Une fois les aides déduites, la question devient celle du solde : sur le cas type à Sénac, le reste à charge d'un ménage très modeste ressort à 6 000 € après aide ANAH et prise en charge de l'accompagnement. Étalé sur quinze ans en éco-prêt à taux zéro, cela représente de l'ordre de 35 € par mois, à comparer aux 1 530 € d'économie annuelle attendue sur la facture d'énergie.
La part de logements occupés par leur propriétaire indique en creux le volume du parc locatif privé concerné, et les données de Sénac le montrent nettement. On relève 294 habitants, 119 résidences principales recensées, 98 % de maisons individuelles, en zone climatique H2c. Ces valeurs ne décident d'aucun projet à elles seules, mais elles fixent l'ordre de grandeur dans lequel un chiffrage à Sénac est crédible.

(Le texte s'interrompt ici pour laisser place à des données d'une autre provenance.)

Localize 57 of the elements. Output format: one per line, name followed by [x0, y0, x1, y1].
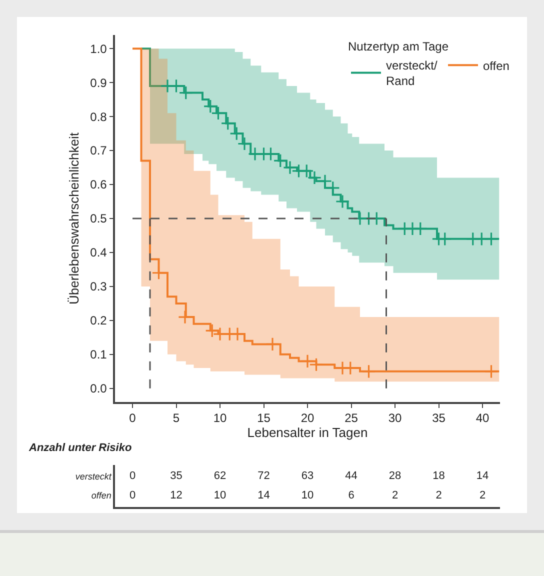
- y-tick-label: 0.0: [90, 382, 108, 396]
- x-tick-label: 20: [300, 411, 314, 426]
- x-tick-label: 40: [476, 411, 490, 426]
- y-tick-label: 0.5: [90, 212, 108, 226]
- data-label: 2: [392, 489, 398, 502]
- y-tick-label: offen: [91, 490, 112, 501]
- data-label: 0: [129, 470, 136, 482]
- y-tick-label: 0.2: [90, 314, 108, 328]
- x-tick-label: 35: [432, 411, 446, 426]
- x-tick-label: 5: [172, 411, 180, 426]
- y-tick-label: 0.6: [90, 178, 108, 192]
- x-tick-label: 25: [344, 411, 358, 426]
- y-tick-label: 0.7: [90, 144, 108, 158]
- y-tick-label: 0.9: [90, 76, 108, 90]
- data-label: 6: [348, 489, 354, 502]
- point: [413, 222, 428, 236]
- chart-title: Anzahl unter Risiko: [28, 442, 132, 454]
- data-label: 10: [214, 489, 226, 502]
- y-tick-label: 0.3: [90, 280, 108, 294]
- data-label: 12: [170, 489, 182, 502]
- point: [220, 116, 235, 130]
- data-label: 10: [301, 489, 314, 502]
- x-tick-label: 15: [257, 411, 271, 426]
- y-tick-label: 0.4: [90, 246, 108, 260]
- data-label: 72: [258, 470, 270, 482]
- x-tick-label: 30: [388, 411, 402, 426]
- point: [438, 232, 452, 246]
- point: [300, 354, 315, 368]
- data-label: 35: [170, 470, 182, 482]
- data-label: 0: [129, 489, 136, 502]
- data-label: 44: [345, 470, 358, 482]
- point: [362, 364, 376, 379]
- legend-label: offen: [483, 58, 510, 73]
- data-label: 18: [432, 470, 445, 482]
- data-label: 28: [388, 470, 402, 482]
- y-tick-label: 1.0: [90, 42, 108, 56]
- x-tick-label: 0: [129, 411, 136, 426]
- legend-title: Nutzertyp am Tage: [348, 40, 449, 54]
- point: [309, 358, 324, 372]
- x-tick-label: 10: [213, 411, 227, 426]
- point: [484, 232, 498, 246]
- data-label: 2: [436, 489, 442, 502]
- data-label: 14: [258, 489, 270, 502]
- point: [265, 337, 280, 352]
- point: [335, 194, 350, 209]
- y-axis-title: Überlebenswahrscheinlichkeit: [66, 132, 82, 304]
- data-label: 62: [214, 470, 226, 482]
- data-label: 63: [301, 470, 314, 482]
- y-tick-label: 0.8: [90, 110, 108, 124]
- legend-label: versteckt/ Rand: [386, 58, 438, 88]
- point: [152, 266, 166, 280]
- point: [484, 364, 498, 379]
- y-tick-label: versteckt: [75, 472, 112, 482]
- data-label: 2: [479, 489, 486, 502]
- y-tick-label: 0.1: [90, 348, 108, 362]
- data-label: 14: [476, 470, 489, 482]
- x-axis-title: Lebensalter in Tagen: [247, 425, 368, 440]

Le climat entre dans le calcul réglementaire : la zone H2c applicable à Sénac correspond à une base de 225 kWh/m²/an. Plus cette base est élevée, plus la remise à niveau d'un logement mis en location rentabilise vite son surcoût, à performance identique.
Une seule ligne du devis engage réellement l'entreprise : celle qui porte les critères de décence et un engagement de loyer maîtrisé. Pour la remise à niveau d'un logement mis en location à Sénac, exiger sa présence écrite vaut mieux que toute garantie orale, car c'est cette valeur que l'organisme instructeur contrôle avant de solder le dossier.
Ce que vérifie l'instructeur avant de payer à Sénac : que les critères de décence et un engagement de loyer maîtrisé figure au devis, que un opérateur agréé par l'Anah soit qualifié RGE à la date de signature, et que le constat de décence après travaux soit joint. À la clé, un solde pouvant atteindre 32 000 €.
Point de vigilance financier à Sénac : un engagement de conventionnement signé sans simuler le manque à gagner locatif. Une reprise représente 10 à 20 % du poste, soit 190 950 € à 381 900 €, sans nouvelle aide mobilisable — d'où l'intérêt d'un contrôle en cours de chantier plutôt qu'à la réception.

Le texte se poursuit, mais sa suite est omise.